Brian Elliott, CEO of Work Forward and publisher of the Flex Index, thinks so.

“It’s a tall order to ask offices to solve the loneliness epidemic,” he told USA TODAY. But employers can and should do more than that.

“The problem is that most companies are treating remote work as the default, rather than as something that needs to be designed around connectivity. Companies are cutting back on gatherings, travel budgets, and training,” Elliott wrote in FlexIndex. “Nobody’s checking in. Nobody’s engineering the big moments.”

He said the study found that people who live alone experience almost twice as much mental distress when working remotely, but that’s not an argument for everyone to return to the office.

Simple fixes help bring people together.

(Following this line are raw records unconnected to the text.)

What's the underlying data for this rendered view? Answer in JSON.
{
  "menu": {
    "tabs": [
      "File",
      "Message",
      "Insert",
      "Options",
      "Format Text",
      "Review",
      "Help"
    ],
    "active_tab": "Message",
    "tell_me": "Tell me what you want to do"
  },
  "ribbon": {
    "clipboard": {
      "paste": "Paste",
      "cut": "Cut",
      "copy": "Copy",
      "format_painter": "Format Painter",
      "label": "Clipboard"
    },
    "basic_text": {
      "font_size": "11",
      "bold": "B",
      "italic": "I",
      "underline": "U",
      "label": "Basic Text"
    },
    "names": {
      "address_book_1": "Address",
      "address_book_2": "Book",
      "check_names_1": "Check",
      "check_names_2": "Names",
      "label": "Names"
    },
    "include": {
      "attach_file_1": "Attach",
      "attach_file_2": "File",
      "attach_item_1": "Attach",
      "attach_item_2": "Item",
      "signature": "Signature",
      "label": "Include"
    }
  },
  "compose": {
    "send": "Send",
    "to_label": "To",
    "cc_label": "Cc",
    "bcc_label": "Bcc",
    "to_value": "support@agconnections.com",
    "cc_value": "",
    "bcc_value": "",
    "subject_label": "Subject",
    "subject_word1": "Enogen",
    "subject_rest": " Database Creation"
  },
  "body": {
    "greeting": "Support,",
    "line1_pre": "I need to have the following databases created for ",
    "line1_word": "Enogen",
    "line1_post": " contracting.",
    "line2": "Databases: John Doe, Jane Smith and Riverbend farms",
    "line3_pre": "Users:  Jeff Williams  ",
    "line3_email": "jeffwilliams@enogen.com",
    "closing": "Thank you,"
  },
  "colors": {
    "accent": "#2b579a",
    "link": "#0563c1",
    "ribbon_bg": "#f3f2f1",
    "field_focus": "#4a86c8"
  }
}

For example, a recent study found that when remote workers come into the office one day a month, productivity increases by 8% and turnover rates are reduced by a third, while increasing job satisfaction and improving communication.

Harrington said he’s not saying he’s rewinding the clock to 2019, when most work was done in person or in an office. Instead, employers and employees should set aside “purposeful, time-consuming face-to-face time,” such as weekly one-on-one meetings or regular off-sites.

“Pre-pandemic offices weren’t necessarily social spaces, people were just working in their cubicles,” she says. “If we can be more intentional about how our days are actually being spent, we can potentially accomplish more in fewer days.”